Today is municipal primary election day in Southern Nevada. Ballots will decide the makeup of city councils in Las Vegas, Henderson, North Las Vegas and Boulder City. But precious few city residents take the time to go to the polls in the spring of odd-numbered years. In an average municipal election, a little more than 10 percent of registered voters take the time to show up and perform their civic duty.
Maybe voters are burned out from the scorched-earth campaigns of the previous fall’s elections. Maybe turnout is depressed because about half the valley’s voters, who live in unincorporated areas of Clark County, aren’t eligible to vote in city elections, a reality that discourages large-scale campaign advertising. Maybe it’s because so many Southern Nevada transplants aren’t conditioned to vote in off-year elections.
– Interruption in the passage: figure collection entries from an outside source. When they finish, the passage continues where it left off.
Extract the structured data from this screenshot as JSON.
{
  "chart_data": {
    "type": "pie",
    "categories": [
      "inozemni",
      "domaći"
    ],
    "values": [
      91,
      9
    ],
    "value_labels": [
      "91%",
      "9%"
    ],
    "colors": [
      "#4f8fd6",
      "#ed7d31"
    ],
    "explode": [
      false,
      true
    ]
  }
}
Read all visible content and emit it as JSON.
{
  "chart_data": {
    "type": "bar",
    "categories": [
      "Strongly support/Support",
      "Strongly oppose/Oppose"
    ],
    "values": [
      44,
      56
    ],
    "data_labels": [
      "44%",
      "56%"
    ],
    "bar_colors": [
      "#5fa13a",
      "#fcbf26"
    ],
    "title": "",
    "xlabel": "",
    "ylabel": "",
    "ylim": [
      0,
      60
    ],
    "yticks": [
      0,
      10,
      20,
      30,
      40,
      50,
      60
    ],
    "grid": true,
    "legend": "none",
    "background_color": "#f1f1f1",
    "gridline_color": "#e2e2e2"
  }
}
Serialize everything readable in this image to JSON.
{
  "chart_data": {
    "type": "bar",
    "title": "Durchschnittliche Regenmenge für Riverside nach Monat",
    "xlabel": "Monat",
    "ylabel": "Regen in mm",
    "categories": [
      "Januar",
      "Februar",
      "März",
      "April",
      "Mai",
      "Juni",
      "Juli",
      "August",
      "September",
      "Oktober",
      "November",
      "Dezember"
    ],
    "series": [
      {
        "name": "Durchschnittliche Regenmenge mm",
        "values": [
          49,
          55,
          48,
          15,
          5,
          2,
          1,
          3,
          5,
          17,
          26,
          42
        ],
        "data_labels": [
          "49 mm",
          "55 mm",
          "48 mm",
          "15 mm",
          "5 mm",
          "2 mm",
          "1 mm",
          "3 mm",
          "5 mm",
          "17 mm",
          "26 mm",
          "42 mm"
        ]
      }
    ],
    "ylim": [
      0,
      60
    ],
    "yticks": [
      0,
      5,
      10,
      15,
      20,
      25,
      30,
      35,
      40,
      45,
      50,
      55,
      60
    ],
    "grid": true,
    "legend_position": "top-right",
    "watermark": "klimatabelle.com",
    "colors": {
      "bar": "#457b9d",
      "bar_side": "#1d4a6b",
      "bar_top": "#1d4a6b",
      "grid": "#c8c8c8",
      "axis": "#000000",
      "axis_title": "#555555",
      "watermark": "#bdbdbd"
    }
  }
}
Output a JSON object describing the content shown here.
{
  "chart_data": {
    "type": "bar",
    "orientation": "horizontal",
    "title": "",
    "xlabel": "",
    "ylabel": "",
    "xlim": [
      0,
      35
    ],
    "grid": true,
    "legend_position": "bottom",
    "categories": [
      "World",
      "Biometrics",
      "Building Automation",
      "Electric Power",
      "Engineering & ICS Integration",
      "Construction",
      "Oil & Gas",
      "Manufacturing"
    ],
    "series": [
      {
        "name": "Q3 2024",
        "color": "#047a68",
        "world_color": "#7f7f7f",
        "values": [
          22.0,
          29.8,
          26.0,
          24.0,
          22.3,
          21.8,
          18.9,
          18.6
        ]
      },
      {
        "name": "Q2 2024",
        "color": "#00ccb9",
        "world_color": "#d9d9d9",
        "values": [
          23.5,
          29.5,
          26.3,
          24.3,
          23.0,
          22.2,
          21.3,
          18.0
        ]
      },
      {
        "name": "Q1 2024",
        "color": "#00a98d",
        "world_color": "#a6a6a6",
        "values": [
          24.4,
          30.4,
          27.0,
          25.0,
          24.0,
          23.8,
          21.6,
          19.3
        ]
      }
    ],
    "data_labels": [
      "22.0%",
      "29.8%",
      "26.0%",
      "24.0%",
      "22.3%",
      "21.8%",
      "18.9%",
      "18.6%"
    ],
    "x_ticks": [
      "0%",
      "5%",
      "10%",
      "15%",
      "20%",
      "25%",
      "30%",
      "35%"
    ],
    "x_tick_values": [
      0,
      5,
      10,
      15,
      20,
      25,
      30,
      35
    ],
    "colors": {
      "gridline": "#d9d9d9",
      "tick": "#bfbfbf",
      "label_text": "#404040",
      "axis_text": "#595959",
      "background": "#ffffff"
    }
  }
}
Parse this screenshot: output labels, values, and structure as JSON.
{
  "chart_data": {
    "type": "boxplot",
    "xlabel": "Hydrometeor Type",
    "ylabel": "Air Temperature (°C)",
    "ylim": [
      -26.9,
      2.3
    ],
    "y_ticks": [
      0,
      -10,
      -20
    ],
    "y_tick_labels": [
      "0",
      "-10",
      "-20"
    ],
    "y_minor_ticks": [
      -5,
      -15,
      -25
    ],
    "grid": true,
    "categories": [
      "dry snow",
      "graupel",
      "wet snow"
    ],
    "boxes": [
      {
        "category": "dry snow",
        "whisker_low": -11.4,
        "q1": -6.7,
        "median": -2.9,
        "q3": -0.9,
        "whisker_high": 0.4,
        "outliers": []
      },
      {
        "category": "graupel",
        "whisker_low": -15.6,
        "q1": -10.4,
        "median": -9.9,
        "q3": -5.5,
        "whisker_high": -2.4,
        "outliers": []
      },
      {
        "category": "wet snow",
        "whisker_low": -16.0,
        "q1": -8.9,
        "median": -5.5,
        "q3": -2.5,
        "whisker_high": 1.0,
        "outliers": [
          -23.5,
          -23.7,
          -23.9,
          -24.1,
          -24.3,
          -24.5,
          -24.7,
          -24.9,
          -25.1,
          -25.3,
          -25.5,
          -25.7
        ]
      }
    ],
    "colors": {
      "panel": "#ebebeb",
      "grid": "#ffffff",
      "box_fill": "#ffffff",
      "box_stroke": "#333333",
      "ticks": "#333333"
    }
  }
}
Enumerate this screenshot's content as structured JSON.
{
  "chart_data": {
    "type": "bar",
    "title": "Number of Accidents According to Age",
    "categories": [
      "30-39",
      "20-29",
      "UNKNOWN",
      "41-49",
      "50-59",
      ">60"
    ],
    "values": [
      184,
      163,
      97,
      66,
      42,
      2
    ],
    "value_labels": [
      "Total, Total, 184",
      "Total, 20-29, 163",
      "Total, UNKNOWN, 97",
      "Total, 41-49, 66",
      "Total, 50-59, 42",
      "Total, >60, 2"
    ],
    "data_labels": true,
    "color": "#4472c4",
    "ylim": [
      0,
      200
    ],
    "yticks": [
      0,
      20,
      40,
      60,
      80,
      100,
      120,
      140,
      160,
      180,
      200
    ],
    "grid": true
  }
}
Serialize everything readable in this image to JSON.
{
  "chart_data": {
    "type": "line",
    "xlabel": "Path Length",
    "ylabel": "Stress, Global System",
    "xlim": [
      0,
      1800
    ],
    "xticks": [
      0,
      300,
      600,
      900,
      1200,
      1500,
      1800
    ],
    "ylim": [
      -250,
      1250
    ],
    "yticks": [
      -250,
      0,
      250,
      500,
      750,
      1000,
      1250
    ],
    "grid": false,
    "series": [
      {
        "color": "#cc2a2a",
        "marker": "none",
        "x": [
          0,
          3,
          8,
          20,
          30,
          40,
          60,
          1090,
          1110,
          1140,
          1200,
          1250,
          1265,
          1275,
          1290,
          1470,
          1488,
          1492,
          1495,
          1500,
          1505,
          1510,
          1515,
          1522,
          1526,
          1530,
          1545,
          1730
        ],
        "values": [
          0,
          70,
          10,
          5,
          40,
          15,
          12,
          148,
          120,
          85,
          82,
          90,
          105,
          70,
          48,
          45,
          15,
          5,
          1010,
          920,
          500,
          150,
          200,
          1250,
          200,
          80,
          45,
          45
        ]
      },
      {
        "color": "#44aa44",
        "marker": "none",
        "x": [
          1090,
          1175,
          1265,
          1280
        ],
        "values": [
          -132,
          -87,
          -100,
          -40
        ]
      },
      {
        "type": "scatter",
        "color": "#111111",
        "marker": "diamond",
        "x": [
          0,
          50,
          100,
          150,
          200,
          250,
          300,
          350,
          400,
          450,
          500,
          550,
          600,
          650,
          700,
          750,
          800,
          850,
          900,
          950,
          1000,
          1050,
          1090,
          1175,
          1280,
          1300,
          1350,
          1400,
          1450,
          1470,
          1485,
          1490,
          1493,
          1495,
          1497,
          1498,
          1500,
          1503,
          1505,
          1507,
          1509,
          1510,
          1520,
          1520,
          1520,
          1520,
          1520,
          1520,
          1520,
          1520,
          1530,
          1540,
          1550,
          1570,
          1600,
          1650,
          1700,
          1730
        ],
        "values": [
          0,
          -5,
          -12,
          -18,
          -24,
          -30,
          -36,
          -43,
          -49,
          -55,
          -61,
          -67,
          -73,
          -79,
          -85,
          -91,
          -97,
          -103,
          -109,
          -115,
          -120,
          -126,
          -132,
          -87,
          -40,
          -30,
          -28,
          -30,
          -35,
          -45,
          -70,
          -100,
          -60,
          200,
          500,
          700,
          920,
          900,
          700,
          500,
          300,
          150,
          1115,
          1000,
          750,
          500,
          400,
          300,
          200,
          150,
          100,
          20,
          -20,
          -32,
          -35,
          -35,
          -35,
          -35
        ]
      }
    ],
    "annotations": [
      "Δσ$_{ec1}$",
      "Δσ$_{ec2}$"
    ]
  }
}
But voters certainly aren’t staying away because they’re completely satisfied with the way their cities operate. If voters were paying more attention to their city governments, they’d be lining up at their precincts this morning.
In Sunday’s Review-Journal, reporter James DeHaven uncovered a “money hungry” culture at Las Vegas Municipal Court that makes collecting fines a higher priority for marshals than arresting criminals who pose a threat to the public. The “collect-at-all-costs” practices can compel marshals to collect a credit card payment from a violent offender instead of taking him into custody. Such priorities disproportionately harm poor minorities, Mr. DeHaven’s story noted, and compromise public safety. And it gives the city a huge incentive to allow unpaid traffic tickets to accrue significant penalties before moving to collect them.
Do city of Las Vegas voters want their marshals — a small, inefficient force that shouldn’t exist in the first place — to do actual police work or serve as an armed debt collection service? Might that be enough reason to cast a ballot?
What about Henderson’s handling of traffic tickets? A recent city audit determined Henderson police had been illegally voiding traffic citations after they’d been filed with Municipal Court, without the input of supervisors or the city attorney. Might that be enough reason to cast a ballot?
Need more reasons to vote? How about the Las Vegas council’s attempt to build a taxpayer-subsidized soccer stadium? How about limited library hours in North Las Vegas? How about spotty park maintenance, or city responsiveness to squatters and homeless encampments? How about road repairs, fire protection and emergency medical response?
City residents’ tax dollars fund all these services and more. And city councils have final say on the budgets that fund these services. Still don’t want to vote?
A majority of council seats in Las Vegas and Henderson are on today’s ballots: three council races and the mayor’s office in Las Vegas, and three council seats in Henderson. Even in races with more than two people, a candidate can win election outright in the primary by capturing a majority of the votes cast. There might not be a June runoff, so voters should treat today’s primary as if it’s a general election.
City residents have more than enough reasons to vote. Cast an informed ballot.